Pascal, convaincu du péché originel, est un pessimiste, donc un antimoderne, mais son pessimisme le conduit paradoxalement à préfigurer, comme d’autres moralistes du XVIIe siècle, un certain optimisme moderne.

Eglise San Michele en Italie
Eglise San Michele en Italie © Getty / Yvan Travert

Il annonce à sa manière Adam Smith et le libéralisme, un peu comme la Fable des abeilles de Bernard Mandeville (1714), abc du capitalisme : l’amour égoïste de soi fait rechercher la richesse et le pouvoir. En libérant les convoitises, le vice contribue à la richesse et à l’ordre de la société. Ainsi, du vice individuel, il résulte involontairement la prospérité collective : « Les vices privés font le bien public », dit la maxime.

Une idée voisine figure dans les marges des Pensées : du désordre individuel, il résulte un ordre collectif 

Dans la concurrence des concupiscences dues au péché originel, un équilibre s’établit. Saint Augustin soutenait déjà, dans La Cité de Dieu, la nécessité pour « ce qui est contre l’ordre » d’entretenir un certain ordre, car « autrement il cesserait d’être » (XIX, 12) : « la guerre, disait-il, suppose toujours quelque nature qui l’entretienne, et une nature ne saurait subsister sans quelque sorte de paix » (XIX, 13).

Pascal énonce dans la liasse « Misère » des Pensées : « Ils n’ont pas trouvé d’autre moyen de satisfaire leur concupiscence sans faire tort aux autres » (108-74).

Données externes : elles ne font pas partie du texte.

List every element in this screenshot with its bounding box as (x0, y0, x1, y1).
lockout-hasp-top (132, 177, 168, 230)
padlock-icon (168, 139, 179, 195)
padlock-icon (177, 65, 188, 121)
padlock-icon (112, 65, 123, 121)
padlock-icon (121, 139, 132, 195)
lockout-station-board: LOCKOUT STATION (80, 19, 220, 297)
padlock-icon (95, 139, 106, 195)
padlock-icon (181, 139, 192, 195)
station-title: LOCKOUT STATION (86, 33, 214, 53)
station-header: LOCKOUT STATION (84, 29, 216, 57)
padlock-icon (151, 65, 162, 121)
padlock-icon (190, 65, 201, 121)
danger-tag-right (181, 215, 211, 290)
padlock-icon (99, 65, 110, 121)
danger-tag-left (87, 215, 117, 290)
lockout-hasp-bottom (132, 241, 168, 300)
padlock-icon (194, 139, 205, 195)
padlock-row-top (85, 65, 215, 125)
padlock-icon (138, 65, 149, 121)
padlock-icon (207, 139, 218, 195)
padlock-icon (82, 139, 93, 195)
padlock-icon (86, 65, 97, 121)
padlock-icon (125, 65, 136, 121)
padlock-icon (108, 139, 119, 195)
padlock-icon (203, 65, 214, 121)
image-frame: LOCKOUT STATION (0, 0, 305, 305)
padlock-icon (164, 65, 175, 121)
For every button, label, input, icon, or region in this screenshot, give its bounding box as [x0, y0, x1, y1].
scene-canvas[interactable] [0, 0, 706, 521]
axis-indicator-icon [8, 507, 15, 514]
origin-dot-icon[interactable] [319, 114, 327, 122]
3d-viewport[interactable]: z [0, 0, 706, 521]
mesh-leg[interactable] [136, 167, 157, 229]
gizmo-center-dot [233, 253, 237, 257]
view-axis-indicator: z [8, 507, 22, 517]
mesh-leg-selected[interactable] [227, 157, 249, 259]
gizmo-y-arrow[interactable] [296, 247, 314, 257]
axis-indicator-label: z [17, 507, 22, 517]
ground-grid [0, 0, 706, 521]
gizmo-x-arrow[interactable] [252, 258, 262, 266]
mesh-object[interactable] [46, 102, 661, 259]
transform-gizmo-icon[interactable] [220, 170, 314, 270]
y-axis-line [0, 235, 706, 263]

Les systèmes politiques font vivre ensemble des hommes que leur amour-propre et leur concupiscence entraîneraient à s’asservir et se détruire. L’ordre social pondère les concupiscences, et chacun se satisfait en laissant l’autre libre de se satisfaire :

Grandeur de l’homme dans sa concupiscence même, d’en avoir su tirer un règlement admirable et en avoir fait un tableau de la charité (150-118).

L’ordre collectif tiré des concupiscences individuelles serait un « tableau de la charité ». Comment cela est-il possible ? Le raisonnement est une fois de plus paradoxal ou dialectique : la misère de l’homme prouve sa grandeur ; la concupiscence, ou amour de soi, engendre une société admirable, « tableau de la charité », c’est-à-dire figure de l’amour de Dieu.

La libido dominandi, l’ordre de la chair, fait les rois, les riches, les capitaines, qui mettent de l’ordre dans la société civile. Ainsi l’agrégation des égoïsmes individuels n’aboutit pas à la loi de la jungle et à l’anarchie, mais à un ordre véritable.